"Not yet—listen to me. I know not what occasions within me the foreboding that the arrival of Charles de Brévannes here is the certain precursor of great perils and dangers to myself. Your services may, probably, be more needful to me than ever,—you must know all. Yes, you must be made acquainted with the crime of this man; and then you will be able to comprehend that vengeance now becomes a sort of expiation on my part."
Having thus spoken, the princess seated herself beside the fire, while Iris, taking a mantle of velvet lined with ermine, wrapped it carefully and tenderly around her godmother; for, spite of the glowing fire which now blazed on the hearth, the piercing cold of a winter's night made these large chambers dreary and chill.
Madame de Hansfeld remained for several minutes plunged in a deep reverie.
Iris loved Madame de Hansfeld with a sort of tenderness at once respectful, passionate, and savage. It was, indeed, one of those blindly absorbing attachments which appear to shut the heart against every tender feeling, and to infuse an almost ferocity against all human creatures but the one beloved object.
The princess believed she had for ever attached this young girl to her by the profoundest gratitude, having taken her from an early age and entirely brought her up, and in this she was not mistaken. But she was wholly ignorant of the violence of this sentiment, or how completely it had occupied the heart of her young protégée, to the exclusion of all others. And Iris had sedulously concealed from her protectress the fits of jealous fury she experienced at the smallest preference bestowed by her mistress on any other than herself.

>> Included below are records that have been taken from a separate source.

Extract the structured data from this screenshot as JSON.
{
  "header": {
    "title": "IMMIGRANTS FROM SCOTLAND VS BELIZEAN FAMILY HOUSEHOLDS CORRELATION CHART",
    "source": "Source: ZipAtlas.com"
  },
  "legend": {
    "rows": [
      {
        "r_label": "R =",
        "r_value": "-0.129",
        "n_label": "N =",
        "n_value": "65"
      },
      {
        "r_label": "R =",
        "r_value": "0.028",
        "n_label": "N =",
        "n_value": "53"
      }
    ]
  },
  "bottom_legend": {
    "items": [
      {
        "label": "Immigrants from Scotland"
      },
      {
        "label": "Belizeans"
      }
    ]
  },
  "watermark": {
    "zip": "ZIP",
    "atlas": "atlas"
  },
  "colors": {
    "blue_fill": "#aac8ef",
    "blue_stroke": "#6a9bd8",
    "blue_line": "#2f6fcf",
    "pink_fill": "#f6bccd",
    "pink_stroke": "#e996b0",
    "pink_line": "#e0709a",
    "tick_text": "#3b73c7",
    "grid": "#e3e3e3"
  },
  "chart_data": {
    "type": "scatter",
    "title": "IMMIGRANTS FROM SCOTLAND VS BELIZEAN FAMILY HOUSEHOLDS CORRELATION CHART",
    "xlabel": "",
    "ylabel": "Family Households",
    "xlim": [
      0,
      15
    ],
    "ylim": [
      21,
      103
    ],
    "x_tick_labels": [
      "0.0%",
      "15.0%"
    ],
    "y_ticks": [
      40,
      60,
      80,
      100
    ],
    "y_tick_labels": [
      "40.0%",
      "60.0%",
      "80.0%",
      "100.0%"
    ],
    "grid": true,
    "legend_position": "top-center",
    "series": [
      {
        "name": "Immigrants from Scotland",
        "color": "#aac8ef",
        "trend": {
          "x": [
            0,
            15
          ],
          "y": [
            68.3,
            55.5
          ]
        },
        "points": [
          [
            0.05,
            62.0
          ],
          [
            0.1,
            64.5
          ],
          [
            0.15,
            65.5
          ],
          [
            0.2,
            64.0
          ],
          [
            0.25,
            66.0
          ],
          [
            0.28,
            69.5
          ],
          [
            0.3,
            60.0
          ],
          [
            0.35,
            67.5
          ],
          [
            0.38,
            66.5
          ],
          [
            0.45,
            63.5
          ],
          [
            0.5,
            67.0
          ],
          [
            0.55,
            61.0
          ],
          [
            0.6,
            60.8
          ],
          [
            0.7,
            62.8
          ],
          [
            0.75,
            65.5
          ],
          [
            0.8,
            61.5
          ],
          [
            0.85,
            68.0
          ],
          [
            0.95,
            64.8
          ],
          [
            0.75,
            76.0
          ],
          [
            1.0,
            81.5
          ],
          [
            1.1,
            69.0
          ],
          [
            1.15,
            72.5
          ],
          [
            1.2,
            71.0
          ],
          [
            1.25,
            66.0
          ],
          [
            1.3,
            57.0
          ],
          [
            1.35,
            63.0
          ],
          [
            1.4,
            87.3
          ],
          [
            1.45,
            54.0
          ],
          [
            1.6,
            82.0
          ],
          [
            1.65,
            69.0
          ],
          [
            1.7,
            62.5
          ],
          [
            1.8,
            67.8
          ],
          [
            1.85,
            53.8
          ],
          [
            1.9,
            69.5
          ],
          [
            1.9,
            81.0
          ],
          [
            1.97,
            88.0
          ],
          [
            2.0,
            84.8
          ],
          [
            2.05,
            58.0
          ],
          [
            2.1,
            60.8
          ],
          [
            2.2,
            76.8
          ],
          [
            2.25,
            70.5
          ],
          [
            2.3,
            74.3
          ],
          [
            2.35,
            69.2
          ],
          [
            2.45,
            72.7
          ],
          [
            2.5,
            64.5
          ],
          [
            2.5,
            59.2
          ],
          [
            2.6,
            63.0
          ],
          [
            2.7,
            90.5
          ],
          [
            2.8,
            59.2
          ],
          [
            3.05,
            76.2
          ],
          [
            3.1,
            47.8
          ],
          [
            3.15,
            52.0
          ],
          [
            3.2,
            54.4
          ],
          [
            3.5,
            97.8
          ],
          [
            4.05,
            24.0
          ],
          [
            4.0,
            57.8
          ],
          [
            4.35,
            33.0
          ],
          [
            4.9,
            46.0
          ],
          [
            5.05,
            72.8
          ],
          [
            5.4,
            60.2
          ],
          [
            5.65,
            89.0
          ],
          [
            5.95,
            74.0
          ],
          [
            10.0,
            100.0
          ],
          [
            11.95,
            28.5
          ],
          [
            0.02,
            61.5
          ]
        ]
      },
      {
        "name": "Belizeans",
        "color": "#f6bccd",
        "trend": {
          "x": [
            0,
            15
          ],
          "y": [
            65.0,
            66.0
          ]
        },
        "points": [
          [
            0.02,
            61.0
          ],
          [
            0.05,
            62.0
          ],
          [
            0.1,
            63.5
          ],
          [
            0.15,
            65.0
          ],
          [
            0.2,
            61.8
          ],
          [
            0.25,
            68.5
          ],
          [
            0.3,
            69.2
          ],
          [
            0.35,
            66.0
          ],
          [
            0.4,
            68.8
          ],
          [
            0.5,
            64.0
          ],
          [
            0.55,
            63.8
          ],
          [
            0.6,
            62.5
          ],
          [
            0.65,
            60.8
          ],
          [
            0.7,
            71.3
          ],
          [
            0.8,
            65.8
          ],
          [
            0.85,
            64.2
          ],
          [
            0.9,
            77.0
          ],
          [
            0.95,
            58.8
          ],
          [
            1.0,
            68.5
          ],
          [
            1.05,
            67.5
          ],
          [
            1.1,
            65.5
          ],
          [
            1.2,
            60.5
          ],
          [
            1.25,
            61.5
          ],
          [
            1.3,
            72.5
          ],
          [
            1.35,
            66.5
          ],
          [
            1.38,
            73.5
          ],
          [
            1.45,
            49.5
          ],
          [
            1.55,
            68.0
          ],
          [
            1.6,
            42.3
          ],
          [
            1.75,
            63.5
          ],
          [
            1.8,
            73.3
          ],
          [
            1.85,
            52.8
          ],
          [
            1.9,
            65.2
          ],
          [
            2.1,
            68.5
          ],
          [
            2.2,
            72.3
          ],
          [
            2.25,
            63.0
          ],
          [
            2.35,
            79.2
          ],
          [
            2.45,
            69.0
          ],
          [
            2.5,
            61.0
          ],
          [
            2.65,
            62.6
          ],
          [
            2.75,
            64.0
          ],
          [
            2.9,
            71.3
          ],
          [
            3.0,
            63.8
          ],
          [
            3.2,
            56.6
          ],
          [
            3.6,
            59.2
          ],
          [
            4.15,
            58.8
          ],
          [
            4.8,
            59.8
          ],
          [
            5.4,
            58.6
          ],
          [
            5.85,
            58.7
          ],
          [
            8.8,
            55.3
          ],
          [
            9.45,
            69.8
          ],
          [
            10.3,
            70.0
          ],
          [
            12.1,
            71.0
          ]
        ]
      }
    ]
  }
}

Gloomy, taciturn, and imperious, towards the other servants in the princess's establishment, Iris was either feared or detested throughout the Hôtel Lambert. Her position as companion to Madame de Hansfeld enabled her to keep quite aloof, and to devote herself to one fixed and exclusive idea, that of living or dying for her godmother alone. Her incessant regret was the not finding herself sufficiently useful and necessary to Madame de Hansfeld, who, rich, noble, and entirely free to act as she pleased, could easily dispense with the assistance or devotion of her god-daughter.
And, frequently urged by the fatal excitement of her overweening attachment, Iris would even form the most violent and unbounded wishes. In the excess of her wild and ungovernable fondness for her mistress, she would desire to see her wretched and miserable, in order to obtain the unspeakable happiness of consoling and succouring her—of devoting to her each hour of the day and night, the better to prove the full power and extent of her ruling passion.
From this slight sketch of the disposition of Iris, who, of either Bohemian or Moorish origin, had been early deserted by her natural protectors, it will be easily seen that she pursued with implacable hatred not only the enemies of Madame de Hansfeld, but also every person on whom her mistress bestowed marks of favour; and her animosity invariably kept pace with the degree of partiality with which Madame de Hansfeld beheld any acquaintance. Thus aware of the princess's extreme admiration for M. de Morville, she detested him as much—nay, even more, than M. de Brévannes, towards whom she even felt a species of singular gratitude for having inspired her mistress with such deep abhorrence. Almost ere Iris had passed her childhood, she enveloped herself in the veil of impenetrable dissimulation. Never for an instant had Madame de Hansfeld supposed her capable of such wild and frantic impetuosity—such ill-restrained fervour in her affections; and yet the ardent, though misguided girl, pursuing her aim with inflexible energy, and bewildered by her savage jealousy, had already struck at the dearest affections of her protectress's heart.
After reflecting for a considerable time, Madame de Hansfeld, rousing herself from the deep reverie into which she had fallen, made a sign to Iris to draw near to her.